Iteration options used by censlope
Syntax
Percentile slope estimation
censlope ... [, options]
Set default maximum iterations
set maxiter # [, permanently]
options Description ------------------------------------------------------------------------- fromabs(#) initial estimate for absolute magnitude of slopes brackets(#) maximum number of rows for the bracket matrix technique(algorithm_spec) iterative numerical solution technique iterate(#) perform maximum of # iterations; default is iterate(16000) tolerance(#) tolerance for the percentile slopes log display an iteration log of the brackets during bracket convergence nolimits do not calculate confidence limits ------------------------------------------------------------------------- where algorithm_spec is
algorithm [ # [ algorithm [#] ] ... ]
and algorithm is { bisect | regula | ridders }
Description
The censlope command calculates estimates and confidence limits for a median or other percentile slope beta by solving numerically a scalar equation in beta, using an iterative method. The options controlling the exact iterative method will probably not be used often, because censlope is intended to have sensible defaults. However, users who wish to change the default method may do so, using a set of options similar to the maximization options used by Stata maximum likelihood estimation commands.
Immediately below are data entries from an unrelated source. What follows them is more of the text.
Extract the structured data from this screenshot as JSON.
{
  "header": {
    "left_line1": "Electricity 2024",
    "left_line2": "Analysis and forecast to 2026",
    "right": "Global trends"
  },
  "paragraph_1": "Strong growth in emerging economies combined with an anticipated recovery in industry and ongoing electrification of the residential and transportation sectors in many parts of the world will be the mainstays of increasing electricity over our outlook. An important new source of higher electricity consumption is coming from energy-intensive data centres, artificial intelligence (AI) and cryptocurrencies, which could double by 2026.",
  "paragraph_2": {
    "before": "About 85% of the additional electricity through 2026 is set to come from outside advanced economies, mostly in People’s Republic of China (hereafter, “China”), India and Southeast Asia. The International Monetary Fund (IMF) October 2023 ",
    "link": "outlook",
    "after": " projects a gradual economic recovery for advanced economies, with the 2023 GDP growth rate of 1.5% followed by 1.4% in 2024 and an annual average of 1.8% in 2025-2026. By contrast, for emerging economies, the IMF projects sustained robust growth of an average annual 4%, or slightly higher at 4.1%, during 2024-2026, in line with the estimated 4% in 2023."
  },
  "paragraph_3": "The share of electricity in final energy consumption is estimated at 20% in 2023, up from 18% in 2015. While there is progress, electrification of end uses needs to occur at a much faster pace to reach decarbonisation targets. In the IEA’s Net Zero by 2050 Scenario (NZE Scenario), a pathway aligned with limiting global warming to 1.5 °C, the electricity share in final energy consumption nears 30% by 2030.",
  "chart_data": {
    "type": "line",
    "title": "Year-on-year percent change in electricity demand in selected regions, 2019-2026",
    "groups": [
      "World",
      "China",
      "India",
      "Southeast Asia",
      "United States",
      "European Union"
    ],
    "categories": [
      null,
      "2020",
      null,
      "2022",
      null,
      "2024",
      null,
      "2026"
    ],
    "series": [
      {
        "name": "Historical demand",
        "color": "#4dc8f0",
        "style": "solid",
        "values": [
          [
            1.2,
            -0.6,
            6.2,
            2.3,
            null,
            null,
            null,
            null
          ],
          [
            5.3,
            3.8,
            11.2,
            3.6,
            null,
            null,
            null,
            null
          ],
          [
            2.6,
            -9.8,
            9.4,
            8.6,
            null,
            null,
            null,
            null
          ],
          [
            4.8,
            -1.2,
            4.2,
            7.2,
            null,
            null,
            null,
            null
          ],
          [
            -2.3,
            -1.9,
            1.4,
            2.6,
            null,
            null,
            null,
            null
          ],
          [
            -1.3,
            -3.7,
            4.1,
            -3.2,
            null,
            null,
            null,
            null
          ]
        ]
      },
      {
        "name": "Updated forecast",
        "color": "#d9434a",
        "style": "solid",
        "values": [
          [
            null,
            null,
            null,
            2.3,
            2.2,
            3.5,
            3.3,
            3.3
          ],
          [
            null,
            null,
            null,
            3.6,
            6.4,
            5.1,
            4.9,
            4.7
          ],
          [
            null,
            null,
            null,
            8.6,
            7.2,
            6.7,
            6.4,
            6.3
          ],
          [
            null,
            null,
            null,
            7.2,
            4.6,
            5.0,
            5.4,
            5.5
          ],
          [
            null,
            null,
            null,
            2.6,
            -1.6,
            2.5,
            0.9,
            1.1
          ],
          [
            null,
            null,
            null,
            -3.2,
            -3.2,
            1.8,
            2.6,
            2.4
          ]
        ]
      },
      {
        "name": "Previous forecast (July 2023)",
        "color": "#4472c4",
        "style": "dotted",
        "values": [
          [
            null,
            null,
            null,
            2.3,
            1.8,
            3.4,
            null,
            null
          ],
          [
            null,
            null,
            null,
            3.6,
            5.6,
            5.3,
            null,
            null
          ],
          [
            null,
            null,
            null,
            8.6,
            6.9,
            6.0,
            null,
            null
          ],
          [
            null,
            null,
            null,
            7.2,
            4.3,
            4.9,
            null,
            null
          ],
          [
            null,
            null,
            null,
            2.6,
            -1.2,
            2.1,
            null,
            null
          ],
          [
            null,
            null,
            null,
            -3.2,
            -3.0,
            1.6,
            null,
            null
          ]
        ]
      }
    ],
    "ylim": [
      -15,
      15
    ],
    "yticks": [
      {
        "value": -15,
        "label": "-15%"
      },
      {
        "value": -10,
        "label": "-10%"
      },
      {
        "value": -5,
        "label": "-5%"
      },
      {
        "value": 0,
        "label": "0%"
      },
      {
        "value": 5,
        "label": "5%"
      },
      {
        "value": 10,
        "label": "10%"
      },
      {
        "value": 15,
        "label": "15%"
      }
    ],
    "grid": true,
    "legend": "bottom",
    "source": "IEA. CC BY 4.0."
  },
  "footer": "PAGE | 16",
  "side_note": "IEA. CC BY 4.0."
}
set maxiter specifies the default maximum number of iterations for estimation commands that iterate. The initial value is 16000, and # can be 0 to 16000. To change the maximum number of iterations performed by a particular estimation command, you need not reset maxiter; you can specify the iterate(#) option. When iterate(#) is not specified, the maxiter value is used.
Iteration options
fromabs(#) specifies an initial estimate of the typical absolute magnitude of a percentile slope. If fromabs() is not specified, it defaults to the aspect ratio (ymax-ymin)/(xmax-xmin) (where xmax and xmin are the maximum and minimum X values, and ymax and ymin are the maximum and minimum Y values) if that ratio is defined and nonzero, and to 1 otherwise. This magnitude is used in constructing the bracket matrix. Candidate bracket beta-values will have values of 0 or of +/-fromabs*2^K, where K is a nonnegative integer. The bracket matrix is a matrix with two columns and three or more rows, each row containing a candidate beta-value in column 1 and the corresponding zetastar-value in column 2. It is used to find an initial pair of beta-values for input into the iterative numerical solution method, which attempts to find a solution in beta between the two initial beta-values. The bracket matrix is initialized to have beta-values -fromabs, 0 and +fromabs, and zetastar-values corresponding to these beta-values. If a target zeta-value is outside the range of the zetastar-values of the bracket matrix, then the bracket matrix is extended by adding new rows before the first row by successively doubling the beta-value in the first row, or by adding new rows after the last row by successively doubling the beta-value in the last row, until there is a zetastar-value in the second column on each side of the target zeta-value. For an explanation of this terminology, see Methods below.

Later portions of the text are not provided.